Unlike most critics of El-Sisi’s economic performance, Aboul-Ghar does not include exaggerated expectations from the Sharm El-Sheikh economic conference as part of the president’s failing points.

It was clear that the volume of investments that “the media” promised as a result of the conference were unrealistic, he said, “and again, there is no transparency, so we don’t know exactly what is moving forward on this track.”

The economic conference is essentially a story of political success, he said.

“It's about the international show of willingness to deal with the ruling authorities – whether they liked them or not,” he explained.

The economic conference was also an opportunity for serious deals on energy projects, “and this is the most crucial part, given the country's acute energy problem,” he added.

But Aboul-Ghar scores El-Sisi a very low grade on the home front.

“It is very unfortunate, but the country is being run using the same tools -- and at times by the same people -- as under the regime of [former president Hosni] Mubarak,” Aboul-Ghar argued.

The state is showing the same ailments as during the Mubarak era, he said.

“This is especially the case -- as I have been repeatedly saying -- with the abrasive interference of the interior ministry in political affairs, like the preparations for the legislative elections, and in the aggressive style that police officers are again demonstrating towards the wider public,” he said.

The November 2013 Protest Law is one of the worst signs of “the lack of commitment to freedoms that El-Sisi has demonstrated in his first year in office”, he said.

“El-Sisi has repeatedly promised to have the law amended, and he has promised to pardon the young men and women who were part of the 25 January revolution imprisoned under this law, but he has not," he said. "It is very disturbing that he did not do so, because this was the starting point of a split within the civil forces opposed to the Muslim Brotherhood,” Aboul-Ghar argued.

The split within the “civil camp,” he added, has inevitably eroded the president's power base during his first year in office.

“The president should have demonstrated a firm commitment to freedoms, especially as it is a key demand of the [25] January [2011] revolution, and the 30 June [2013] revolution but he did not,” he added.

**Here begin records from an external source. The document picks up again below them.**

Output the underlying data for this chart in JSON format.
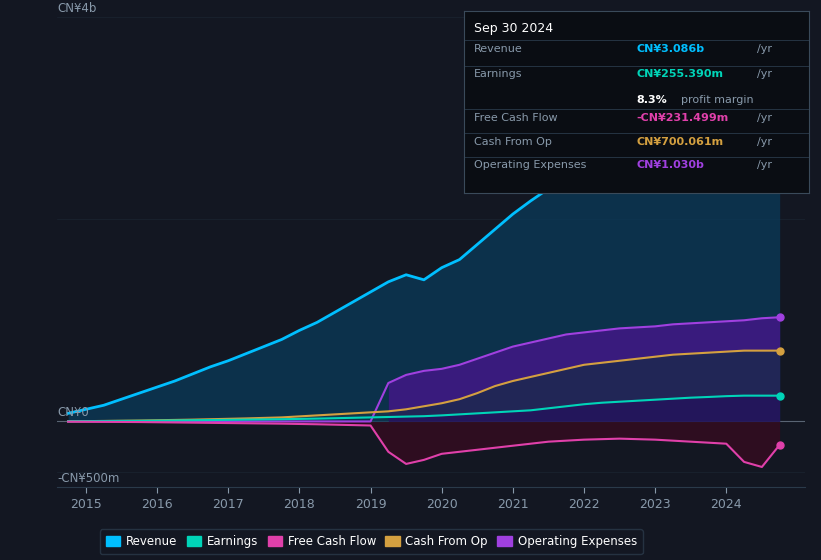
{
  "background_color": "#131722",
  "chart_bg": "#131722",
  "x_ticks": [
    2015,
    2016,
    2017,
    2018,
    2019,
    2020,
    2021,
    2022,
    2023,
    2024
  ],
  "years": [
    2014.75,
    2015.0,
    2015.25,
    2015.5,
    2015.75,
    2016.0,
    2016.25,
    2016.5,
    2016.75,
    2017.0,
    2017.25,
    2017.5,
    2017.75,
    2018.0,
    2018.25,
    2018.5,
    2018.75,
    2019.0,
    2019.25,
    2019.5,
    2019.75,
    2020.0,
    2020.25,
    2020.5,
    2020.75,
    2021.0,
    2021.25,
    2021.5,
    2021.75,
    2022.0,
    2022.25,
    2022.5,
    2022.75,
    2023.0,
    2023.25,
    2023.5,
    2023.75,
    2024.0,
    2024.25,
    2024.5,
    2024.75
  ],
  "revenue": [
    0.08,
    0.12,
    0.16,
    0.22,
    0.28,
    0.34,
    0.4,
    0.47,
    0.54,
    0.6,
    0.67,
    0.74,
    0.81,
    0.9,
    0.98,
    1.08,
    1.18,
    1.28,
    1.38,
    1.45,
    1.4,
    1.52,
    1.6,
    1.75,
    1.9,
    2.05,
    2.18,
    2.3,
    2.42,
    2.55,
    2.65,
    2.72,
    2.8,
    2.88,
    2.93,
    2.98,
    3.02,
    3.05,
    3.07,
    3.09,
    3.086
  ],
  "earnings": [
    0.002,
    0.003,
    0.004,
    0.005,
    0.006,
    0.008,
    0.01,
    0.012,
    0.014,
    0.016,
    0.018,
    0.02,
    0.022,
    0.025,
    0.028,
    0.032,
    0.036,
    0.04,
    0.044,
    0.048,
    0.052,
    0.06,
    0.07,
    0.08,
    0.09,
    0.1,
    0.11,
    0.13,
    0.15,
    0.17,
    0.185,
    0.195,
    0.205,
    0.215,
    0.225,
    0.235,
    0.242,
    0.25,
    0.255,
    0.255,
    0.255
  ],
  "free_cash_flow": [
    -0.002,
    -0.003,
    -0.004,
    -0.005,
    -0.006,
    -0.008,
    -0.01,
    -0.012,
    -0.014,
    -0.016,
    -0.018,
    -0.02,
    -0.022,
    -0.025,
    -0.028,
    -0.032,
    -0.036,
    -0.04,
    -0.3,
    -0.42,
    -0.38,
    -0.32,
    -0.3,
    -0.28,
    -0.26,
    -0.24,
    -0.22,
    -0.2,
    -0.19,
    -0.18,
    -0.175,
    -0.17,
    -0.175,
    -0.18,
    -0.19,
    -0.2,
    -0.21,
    -0.22,
    -0.4,
    -0.45,
    -0.231
  ],
  "cash_from_op": [
    0.002,
    0.003,
    0.005,
    0.007,
    0.009,
    0.012,
    0.015,
    0.018,
    0.022,
    0.026,
    0.03,
    0.035,
    0.04,
    0.05,
    0.06,
    0.07,
    0.08,
    0.09,
    0.1,
    0.12,
    0.15,
    0.18,
    0.22,
    0.28,
    0.35,
    0.4,
    0.44,
    0.48,
    0.52,
    0.56,
    0.58,
    0.6,
    0.62,
    0.64,
    0.66,
    0.67,
    0.68,
    0.69,
    0.7,
    0.7,
    0.7
  ],
  "operating_expenses": [
    0.0,
    0.0,
    0.0,
    0.0,
    0.0,
    0.0,
    0.0,
    0.0,
    0.0,
    0.0,
    0.0,
    0.0,
    0.0,
    0.0,
    0.0,
    0.0,
    0.0,
    0.0,
    0.38,
    0.46,
    0.5,
    0.52,
    0.56,
    0.62,
    0.68,
    0.74,
    0.78,
    0.82,
    0.86,
    0.88,
    0.9,
    0.92,
    0.93,
    0.94,
    0.96,
    0.97,
    0.98,
    0.99,
    1.0,
    1.02,
    1.03
  ],
  "revenue_color": "#00bfff",
  "earnings_color": "#00d4b8",
  "free_cash_flow_color": "#e040aa",
  "cash_from_op_color": "#d4a040",
  "operating_expenses_color": "#a040e0",
  "revenue_fill_color": "#0a3a5a",
  "fcf_fill_color": "#3a0a20",
  "op_exp_fill_color": "#2a1060",
  "grid_color": "#1e2a38",
  "zero_line_color": "#8899aa",
  "border_color": "#2a3a4a",
  "text_color": "#8899aa",
  "info_box": {
    "date": "Sep 30 2024",
    "revenue_label": "Revenue",
    "revenue_val": "CN¥3.086b",
    "revenue_color": "#00bfff",
    "earnings_label": "Earnings",
    "earnings_val": "CN¥255.390m",
    "earnings_color": "#00d4b8",
    "profit_margin": "8.3%",
    "fcf_label": "Free Cash Flow",
    "fcf_val": "-CN¥231.499m",
    "fcf_color": "#e040aa",
    "cfop_label": "Cash From Op",
    "cfop_val": "CN¥700.061m",
    "cfop_color": "#d4a040",
    "opex_label": "Operating Expenses",
    "opex_val": "CN¥1.030b",
    "opex_color": "#a040e0"
  },
  "legend": [
    {
      "label": "Revenue",
      "color": "#00bfff"
    },
    {
      "label": "Earnings",
      "color": "#00d4b8"
    },
    {
      "label": "Free Cash Flow",
      "color": "#e040aa"
    },
    {
      "label": "Cash From Op",
      "color": "#d4a040"
    },
    {
      "label": "Operating Expenses",
      "color": "#a040e0"
    }
  ],
  "ylim": [
    -0.65,
    4.0
  ],
  "xlim": [
    2014.6,
    2025.1
  ]
}
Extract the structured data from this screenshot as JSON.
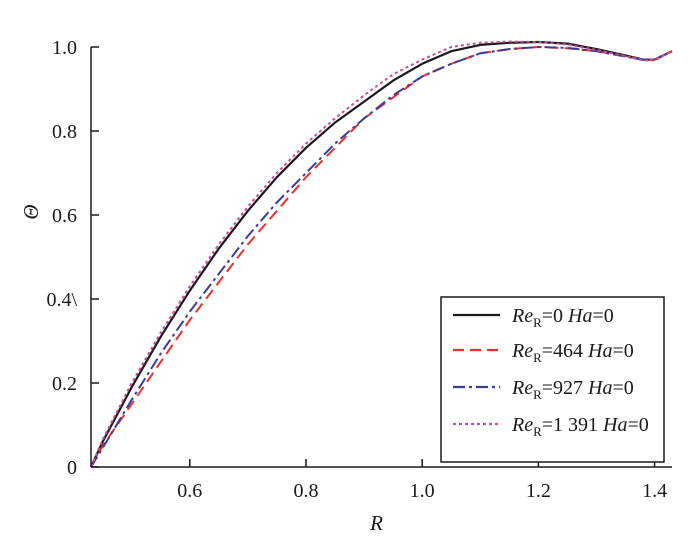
{
  "chart_data": {
    "type": "line",
    "title": "",
    "xlabel": "R",
    "ylabel": "Θ",
    "xlim": [
      0.43,
      1.43
    ],
    "ylim": [
      0,
      1.0
    ],
    "x_ticks": [
      {
        "value": 0.6,
        "label": "0.6"
      },
      {
        "value": 0.8,
        "label": "0.8"
      },
      {
        "value": 1.0,
        "label": "1.0"
      },
      {
        "value": 1.2,
        "label": "1.2"
      },
      {
        "value": 1.4,
        "label": "1.4"
      }
    ],
    "y_ticks": [
      {
        "value": 0,
        "label": "0"
      },
      {
        "value": 0.2,
        "label": "0.2"
      },
      {
        "value": 0.4,
        "label": "0.4\\"
      },
      {
        "value": 0.6,
        "label": "0.6"
      },
      {
        "value": 0.8,
        "label": "0.8"
      },
      {
        "value": 1.0,
        "label": "1.0"
      }
    ],
    "grid": false,
    "legend_position": "bottom-right",
    "series": [
      {
        "name": "ReR=0 Ha=0",
        "label_parts": [
          "Re",
          "R",
          "=0 ",
          "Ha",
          "=0"
        ],
        "color": "#1a1a1a",
        "dash": "solid",
        "x": [
          0.43,
          0.45,
          0.5,
          0.55,
          0.6,
          0.65,
          0.7,
          0.75,
          0.8,
          0.85,
          0.9,
          0.95,
          1.0,
          1.05,
          1.1,
          1.15,
          1.2,
          1.25,
          1.3,
          1.35,
          1.38,
          1.4,
          1.43
        ],
        "y": [
          0.0,
          0.06,
          0.19,
          0.31,
          0.42,
          0.52,
          0.61,
          0.69,
          0.76,
          0.82,
          0.87,
          0.92,
          0.96,
          0.99,
          1.005,
          1.01,
          1.012,
          1.008,
          0.995,
          0.98,
          0.97,
          0.97,
          0.99
        ]
      },
      {
        "name": "ReR=464 Ha=0",
        "label_parts": [
          "Re",
          "R",
          "=464 ",
          "Ha",
          "=0"
        ],
        "color": "#e8302f",
        "dash": "dashed",
        "x": [
          0.43,
          0.45,
          0.5,
          0.55,
          0.6,
          0.65,
          0.7,
          0.75,
          0.8,
          0.85,
          0.9,
          0.95,
          1.0,
          1.05,
          1.1,
          1.15,
          1.2,
          1.25,
          1.3,
          1.35,
          1.38,
          1.4,
          1.43
        ],
        "y": [
          0.0,
          0.05,
          0.15,
          0.25,
          0.35,
          0.44,
          0.53,
          0.61,
          0.69,
          0.76,
          0.83,
          0.88,
          0.93,
          0.96,
          0.985,
          0.995,
          1.0,
          0.997,
          0.99,
          0.978,
          0.97,
          0.97,
          0.99
        ]
      },
      {
        "name": "ReR=927 Ha=0",
        "label_parts": [
          "Re",
          "R",
          "=927 ",
          "Ha",
          "=0"
        ],
        "color": "#3b3d98",
        "dash": "dashdot",
        "x": [
          0.43,
          0.45,
          0.5,
          0.55,
          0.6,
          0.65,
          0.7,
          0.75,
          0.8,
          0.85,
          0.9,
          0.95,
          1.0,
          1.05,
          1.1,
          1.15,
          1.2,
          1.25,
          1.3,
          1.35,
          1.38,
          1.4,
          1.43
        ],
        "y": [
          0.0,
          0.045,
          0.16,
          0.27,
          0.37,
          0.46,
          0.55,
          0.63,
          0.7,
          0.77,
          0.83,
          0.885,
          0.93,
          0.96,
          0.985,
          0.995,
          1.0,
          0.998,
          0.99,
          0.977,
          0.97,
          0.97,
          0.99
        ]
      },
      {
        "name": "ReR=1 391 Ha=0",
        "label_parts": [
          "Re",
          "R",
          "=1 391 ",
          "Ha",
          "=0"
        ],
        "color": "#c8509a",
        "dash": "dotted",
        "x": [
          0.43,
          0.45,
          0.5,
          0.55,
          0.6,
          0.65,
          0.7,
          0.75,
          0.8,
          0.85,
          0.9,
          0.95,
          1.0,
          1.05,
          1.1,
          1.15,
          1.2,
          1.25,
          1.3,
          1.35,
          1.38,
          1.4,
          1.43
        ],
        "y": [
          0.0,
          0.065,
          0.2,
          0.32,
          0.43,
          0.53,
          0.62,
          0.7,
          0.77,
          0.83,
          0.885,
          0.935,
          0.97,
          1.0,
          1.01,
          1.013,
          1.012,
          1.006,
          0.993,
          0.978,
          0.968,
          0.968,
          0.99
        ]
      }
    ]
  }
}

To further aggravate his home front performance, Aboul-Ghar added, El-Sisi has all but fully shelved the constitution and allowed repeated delays to the parliamentary elections, in order to continue to hold both executive and legislative powers throughout his first year in office.

Meanwhile, Aboul-Ghar added, El-Sisi has wittingly or unwittingly allowed a freeze in political life that is bound to be reflected on the municipal elections -- “if they even happen, because I hear that there is a call to have members appointed instead. This would be a huge violation of the constitution.”

Aboul-Ghar regrets the absence of credible, serious opinion polls that could have assessed El-Sisi's popularity a year after he was elected president.

“Given that, throughout his first year, El-Sisi was successful in securing a high level of stability, it would be fair to assume that he still has a decent majority, as stability is a key concern for many -- if not most -- Egyptians,” he however conceded.